Les archives de Michel Foucault répondent pleinement à ce besoin de la recherche : elles sont en effet composées pour moitié de fiches de lecture, sur lesquelles il a noté les références des livres lus accompagnées de citations, de commentaires, ou seulement de mots-clés à retenir. Ce travail de référencement de ses lectures, entrepris dès ses études comme en témoignent les feuillets datant de ses années de formation à la Sorbonne et à ULM (boites 33 A, 33 B, 37 et 38), il l’a poursuivi jusqu’à la fin, ainsi que le montrent les dernières notes sur les Pères de l’église (boite 23). Consultables dans la salle de lecture du département des Manuscrits sous la cote NAF 28730, ces fiches et les manuscrits de ses articles, cours et conférences, font l’objet de très nombreuses investigations de la part de chercheurs du monde entier. Mais l’écriture de Michel Foucault reste difficilement lisible, encore plus pour toute personne étrangère ne maîtrisant pas bien le français, du fait d’une graphie aux lettres peu formées et d’un jeu d’abréviations semblables utilisées pour des mots différents. L’aide à la recherche est en ce sens bienvenue : cette mise en ligne d’un certain nombre de fiches de lecture augmentée d’une description et d’une indexation devrait donc fournir aux chercheurs une porte d’entrée utile pour mieux se repérer au sein de cette masse très dense de références.

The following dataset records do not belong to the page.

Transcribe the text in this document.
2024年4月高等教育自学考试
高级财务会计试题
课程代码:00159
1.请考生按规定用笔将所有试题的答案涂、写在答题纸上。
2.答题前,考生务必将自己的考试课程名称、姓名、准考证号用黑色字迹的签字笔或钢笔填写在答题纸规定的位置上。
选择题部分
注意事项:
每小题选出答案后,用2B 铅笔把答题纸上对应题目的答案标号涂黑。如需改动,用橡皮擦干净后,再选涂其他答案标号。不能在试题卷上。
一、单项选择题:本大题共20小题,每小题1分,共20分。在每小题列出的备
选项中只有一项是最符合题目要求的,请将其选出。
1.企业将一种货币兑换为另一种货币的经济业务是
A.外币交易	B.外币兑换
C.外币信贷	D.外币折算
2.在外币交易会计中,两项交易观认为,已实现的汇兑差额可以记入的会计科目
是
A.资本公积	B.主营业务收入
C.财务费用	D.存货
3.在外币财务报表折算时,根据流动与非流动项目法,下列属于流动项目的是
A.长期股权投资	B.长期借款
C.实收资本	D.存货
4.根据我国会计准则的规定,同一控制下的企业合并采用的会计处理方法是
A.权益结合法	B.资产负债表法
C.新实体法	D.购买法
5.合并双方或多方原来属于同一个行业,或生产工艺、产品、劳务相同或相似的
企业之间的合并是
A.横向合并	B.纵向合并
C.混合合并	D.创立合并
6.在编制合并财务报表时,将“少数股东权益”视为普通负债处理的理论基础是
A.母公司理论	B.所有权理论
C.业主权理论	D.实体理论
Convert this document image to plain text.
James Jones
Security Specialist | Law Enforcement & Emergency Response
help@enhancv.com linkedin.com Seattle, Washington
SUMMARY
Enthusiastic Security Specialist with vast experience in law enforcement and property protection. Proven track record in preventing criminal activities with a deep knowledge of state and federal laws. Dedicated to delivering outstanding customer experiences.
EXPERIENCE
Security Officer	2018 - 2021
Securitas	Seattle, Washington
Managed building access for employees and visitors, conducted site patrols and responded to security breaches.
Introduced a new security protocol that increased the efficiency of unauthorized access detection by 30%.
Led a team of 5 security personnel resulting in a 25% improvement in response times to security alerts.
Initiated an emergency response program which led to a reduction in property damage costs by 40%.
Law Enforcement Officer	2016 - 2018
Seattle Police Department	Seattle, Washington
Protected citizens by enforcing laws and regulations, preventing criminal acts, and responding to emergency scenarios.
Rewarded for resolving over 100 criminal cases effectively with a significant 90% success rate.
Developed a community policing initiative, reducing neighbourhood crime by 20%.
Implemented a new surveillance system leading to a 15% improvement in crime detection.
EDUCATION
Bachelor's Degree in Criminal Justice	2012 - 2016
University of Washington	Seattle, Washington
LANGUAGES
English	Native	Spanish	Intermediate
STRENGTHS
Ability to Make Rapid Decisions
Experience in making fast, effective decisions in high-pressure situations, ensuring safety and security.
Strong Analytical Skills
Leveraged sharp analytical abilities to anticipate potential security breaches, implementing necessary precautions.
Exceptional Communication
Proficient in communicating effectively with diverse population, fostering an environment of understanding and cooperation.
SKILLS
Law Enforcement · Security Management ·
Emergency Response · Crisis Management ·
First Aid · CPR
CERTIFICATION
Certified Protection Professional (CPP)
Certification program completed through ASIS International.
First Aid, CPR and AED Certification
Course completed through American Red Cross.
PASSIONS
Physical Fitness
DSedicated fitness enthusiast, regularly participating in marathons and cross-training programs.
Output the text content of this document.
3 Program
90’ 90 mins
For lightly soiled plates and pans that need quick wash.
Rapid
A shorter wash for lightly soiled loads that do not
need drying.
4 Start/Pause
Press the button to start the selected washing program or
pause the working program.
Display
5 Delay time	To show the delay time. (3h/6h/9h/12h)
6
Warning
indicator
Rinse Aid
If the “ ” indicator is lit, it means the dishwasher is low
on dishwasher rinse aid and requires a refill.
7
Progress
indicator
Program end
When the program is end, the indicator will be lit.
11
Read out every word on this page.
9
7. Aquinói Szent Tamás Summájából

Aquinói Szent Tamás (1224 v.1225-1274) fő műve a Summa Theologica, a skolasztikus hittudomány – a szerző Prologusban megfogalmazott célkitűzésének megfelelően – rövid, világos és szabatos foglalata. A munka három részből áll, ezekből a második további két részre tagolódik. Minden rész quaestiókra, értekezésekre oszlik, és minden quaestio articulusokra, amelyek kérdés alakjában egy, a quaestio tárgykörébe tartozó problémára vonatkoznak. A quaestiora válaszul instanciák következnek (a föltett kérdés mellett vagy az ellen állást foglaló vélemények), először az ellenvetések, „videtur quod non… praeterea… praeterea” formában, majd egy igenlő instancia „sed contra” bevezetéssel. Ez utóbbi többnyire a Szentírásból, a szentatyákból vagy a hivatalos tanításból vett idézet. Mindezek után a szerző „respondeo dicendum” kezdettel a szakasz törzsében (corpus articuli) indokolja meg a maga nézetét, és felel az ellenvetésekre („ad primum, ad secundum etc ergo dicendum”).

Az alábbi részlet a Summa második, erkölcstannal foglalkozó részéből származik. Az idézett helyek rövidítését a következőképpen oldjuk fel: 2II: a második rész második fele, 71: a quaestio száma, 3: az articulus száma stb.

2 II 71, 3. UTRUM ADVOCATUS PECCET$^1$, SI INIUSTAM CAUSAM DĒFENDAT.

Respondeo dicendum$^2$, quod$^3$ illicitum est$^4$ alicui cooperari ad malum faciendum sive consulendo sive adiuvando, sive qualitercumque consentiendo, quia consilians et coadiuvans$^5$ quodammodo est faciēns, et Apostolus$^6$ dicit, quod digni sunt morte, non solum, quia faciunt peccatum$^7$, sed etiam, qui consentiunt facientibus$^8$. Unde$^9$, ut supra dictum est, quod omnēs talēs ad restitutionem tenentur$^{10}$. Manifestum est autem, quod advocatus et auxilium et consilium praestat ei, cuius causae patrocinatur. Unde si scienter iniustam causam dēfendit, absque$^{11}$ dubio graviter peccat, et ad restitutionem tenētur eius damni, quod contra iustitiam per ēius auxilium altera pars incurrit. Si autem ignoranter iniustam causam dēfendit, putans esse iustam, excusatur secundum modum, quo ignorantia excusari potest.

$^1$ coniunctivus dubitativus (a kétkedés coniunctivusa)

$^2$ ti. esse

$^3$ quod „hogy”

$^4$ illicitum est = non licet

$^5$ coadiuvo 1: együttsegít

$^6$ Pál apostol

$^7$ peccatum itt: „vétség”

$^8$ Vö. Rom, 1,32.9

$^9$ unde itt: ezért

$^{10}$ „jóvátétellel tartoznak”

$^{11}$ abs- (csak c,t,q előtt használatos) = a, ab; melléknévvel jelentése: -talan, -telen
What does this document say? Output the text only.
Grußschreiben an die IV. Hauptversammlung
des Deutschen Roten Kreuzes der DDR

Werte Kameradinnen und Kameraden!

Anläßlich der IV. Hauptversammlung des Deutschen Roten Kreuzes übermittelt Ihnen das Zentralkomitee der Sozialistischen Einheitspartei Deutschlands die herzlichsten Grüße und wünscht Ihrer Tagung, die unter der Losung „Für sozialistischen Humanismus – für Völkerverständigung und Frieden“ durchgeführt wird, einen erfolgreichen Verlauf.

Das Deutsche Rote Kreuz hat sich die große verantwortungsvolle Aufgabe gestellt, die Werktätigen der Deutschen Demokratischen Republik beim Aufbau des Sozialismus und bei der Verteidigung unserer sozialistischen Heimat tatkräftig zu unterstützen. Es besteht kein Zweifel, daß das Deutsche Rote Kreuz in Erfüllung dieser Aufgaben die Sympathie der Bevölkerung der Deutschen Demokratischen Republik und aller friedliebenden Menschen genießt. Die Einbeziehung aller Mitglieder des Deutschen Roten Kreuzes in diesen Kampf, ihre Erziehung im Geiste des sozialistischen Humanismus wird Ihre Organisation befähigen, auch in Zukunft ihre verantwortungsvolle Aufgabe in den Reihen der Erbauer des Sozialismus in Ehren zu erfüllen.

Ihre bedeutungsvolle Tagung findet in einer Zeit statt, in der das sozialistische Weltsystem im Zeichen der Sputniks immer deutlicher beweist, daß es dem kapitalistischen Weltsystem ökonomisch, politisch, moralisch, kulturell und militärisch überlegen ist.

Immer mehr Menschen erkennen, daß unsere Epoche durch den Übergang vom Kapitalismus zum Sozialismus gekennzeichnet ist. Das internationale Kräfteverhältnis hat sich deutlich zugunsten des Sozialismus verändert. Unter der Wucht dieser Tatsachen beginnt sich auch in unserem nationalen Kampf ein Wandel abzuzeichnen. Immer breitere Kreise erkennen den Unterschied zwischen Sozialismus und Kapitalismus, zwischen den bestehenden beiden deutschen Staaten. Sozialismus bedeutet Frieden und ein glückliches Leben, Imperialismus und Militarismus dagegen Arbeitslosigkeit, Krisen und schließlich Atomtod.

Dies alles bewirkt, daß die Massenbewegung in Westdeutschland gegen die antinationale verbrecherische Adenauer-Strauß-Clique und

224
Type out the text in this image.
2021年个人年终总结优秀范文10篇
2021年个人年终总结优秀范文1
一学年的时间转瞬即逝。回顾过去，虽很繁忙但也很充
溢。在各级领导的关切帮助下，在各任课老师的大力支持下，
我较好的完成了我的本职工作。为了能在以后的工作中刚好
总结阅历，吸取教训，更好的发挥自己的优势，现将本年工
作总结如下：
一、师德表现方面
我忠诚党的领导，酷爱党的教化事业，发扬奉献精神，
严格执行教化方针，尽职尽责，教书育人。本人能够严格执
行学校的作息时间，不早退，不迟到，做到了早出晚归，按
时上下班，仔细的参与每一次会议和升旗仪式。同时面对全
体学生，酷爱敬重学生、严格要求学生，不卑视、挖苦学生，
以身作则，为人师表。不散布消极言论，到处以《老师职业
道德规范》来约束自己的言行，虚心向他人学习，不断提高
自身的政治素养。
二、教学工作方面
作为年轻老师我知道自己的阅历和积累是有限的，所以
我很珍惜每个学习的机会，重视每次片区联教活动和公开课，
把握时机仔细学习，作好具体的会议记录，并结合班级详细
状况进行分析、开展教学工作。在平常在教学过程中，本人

Laurence Le Bras, département des manuscrits, BnF
Présentation scientifique
L’intérêt pour la pensée de Michel Foucault a reçu un nouvel élan en 2013, lorsque l’intégralité de ses archives privées ont été acquises par la Bibliothèque Nationale de France (BnF) (Département des manuscrits, service des manuscrits modernes et contemporains). Le domaine des études foucaldiennes est très fertile dans les champs des sciences humaines et sociales et on assiste aujourd’hui à une demande croissante quant à la circulation d’informations sur les nouveaux documents d’archives et sur la publication de manuscrits inédits récemment découverts. Dans ce contexte, le Fonds Michel Foucault est immédiatement devenu un outil indispensable pour les chercheurs du monde entier et il est à ce jour le fonds le plus sollicité du département des manuscrits de la BnF. Cette archive attire non seulement des chercheurs confirmés, mais également des étudiants en licence, master et doctorat, à la recherche de nouvelles informations sur le parcours intellectuel de Foucault et de détails ou sujets susceptibles de stimuler, voire de modifier, les hypothèses qui sous-tendent leurs travaux.
L’ensemble de la collection – dont la propriété intellectuelle appartient aux héritiers de Michel Foucault – est composé de trois parties, chacune ayant une histoire particulière quant à son acquisition : Daniel Defert, sociologue et compagnon de vie de Michel Foucault, avait déjà cédé au département des Manuscrits de la Bibliothèque nationale de France en 1994 un ensemble de feuillets, comprenant les premières versions manuscrites de L’Archéologie du savoir (1969) et de L’Histoire de la sexualité II et III (L’Usage des plaisirs et Le Souci de soi, publiés en 1984) [cote archivistique : NAF 28284]. À ce premier noyau s’est ajouté l’énorme fonds, comprenant 110 boîtes, acquis toujours auprès de Daniel Defert en 2013 : près de 40.000 feuillets manuscrits et dactylographiés comprenant des matériaux de travail, des notes de lecture, des conférences, des cours, des premières versions d’ouvrages, des projets de livres jamais réalisés, et même un journal intellectuel dans lequel le philosophe a noté des idées, des réflexions, des citations dans les années 1960 et 1970 [côte : NAF 28730]. En 2015, en outre, le neveu de Michel Foucault, Henri-Paul Fruchaud, a fait don d’un certain nombre de documents couvrant la période de la fin des années 1940 au milieu des années 1950, lorsque Foucault avait quitté la France pour devenir directeur de la Maison de France à Uppsala, en Suède [cote: 28803]. Parmi ces documents appartenant aux années de jeunesse de Foucault on trouve le mémoire de maîtrise de 1949 sur Hegel, des documents scolaires, des notes prises par Foucault comme élève de l’ENS et des notes de travail sur la psychologie et les tests, mais aussi une série de lettres dont certaines font partie de la correspondance intime et dont la famille du philosophe souhaite qu’elles ne soient pas consultables avant 2050.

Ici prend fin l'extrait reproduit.